I bought way into that. I was so ready to sell all my crap and travel the world with a clean slate, I even wrote an article about it. Well, guess what, it didn’t happen. I donated a huge truckload of clothes to goodwill, I sold my car, but that was it. Selling stuff was too time consuming both physically and emotionally. I left behind three bookcases of books, a closet of clothing, a tiny stuffed animal collection and more.

You know what else, I’m glad I did, because I’m back now and that winter clothing came in handy after all. Your free to pick and choose which advice you want to take, and you don’t have to fit your trip into anyone else’s mold. Just do what makes sense.

That I am an Organized Person

My intentions were good. When I was planning my trip I had spreadsheets and word documents, all meticulously researched. I had budgets mapped out and timetables. Everything was planned and perfect.

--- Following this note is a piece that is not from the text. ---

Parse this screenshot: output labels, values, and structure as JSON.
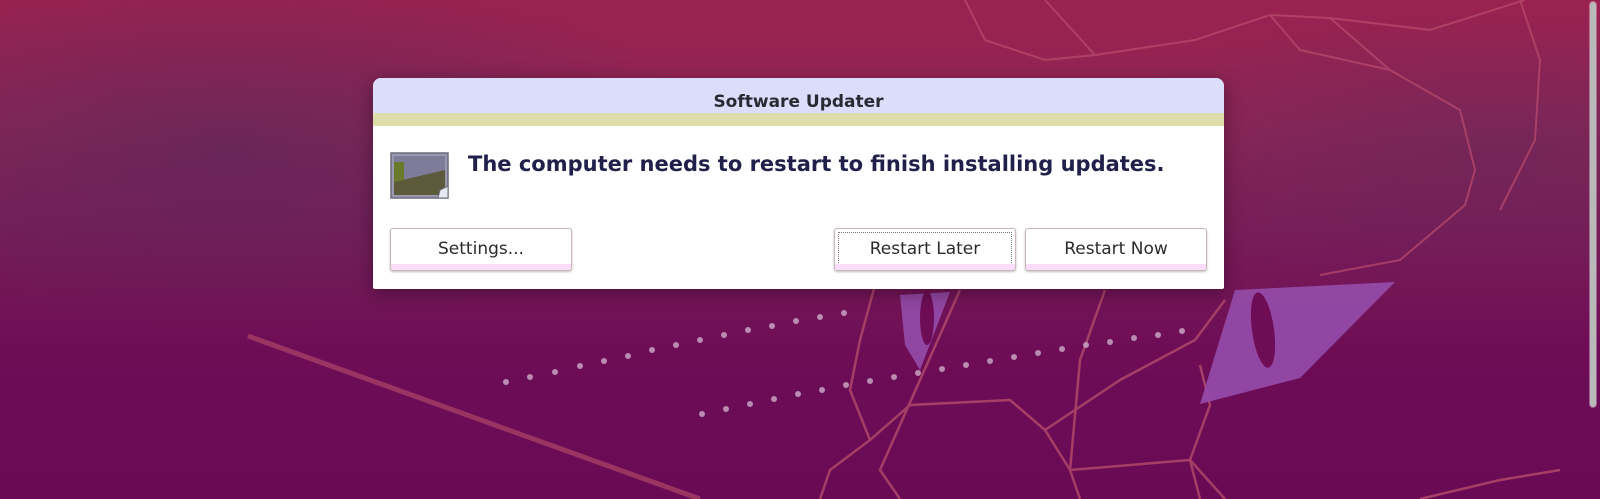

Of course, once I got on the road I ignored it all. Never looked at any of it. I estimated my budget based on the amount in my bank account and frantically wikitravel searched each new city when I arrived. Because that is just the way that I work. It was fine.

What I failed to realize is that traveling was not going to somehow magically transform me into this awesome Type A person. All my bad habits from home were still my bad habits on the road. I wish I had realized that earlier and planned a system that would actually work for me.

That I Would Take my Malaria Pills

I carried around 300 capsules of doxycycline for months, just waiting til I got to Laos to crack those bad boys open. I took them for a week before I had to stop. They made me so nauseous all the time! I decided to make do with extra strength bug spray instead.

Now, I’m not saying you shouldn’t take your malaria pills. Getting malaria would suck. It’s just that once I was on the ground in SE Asia I was able to assess the situation more carefully than I could from 1000 miles away and make the best decision for myself.

That I Knew Anything At All

Don’t feed the deer? Nobody told me that!

I look back on myself three years ago and I think wow, what business did she have starting a travel blog, giving other people advice on how to travel? Bless you people who have been reading since then and sorry for some of those crappy older posts.

So many things didn’t work out the way I planned them at all, but I don’t feel bad about a second of it. I couldn’t have known how the reality of the road would match up to my expectations, and neither can you, because everyone is as unique as the trips they plan.. That’s part of the adventure I guess.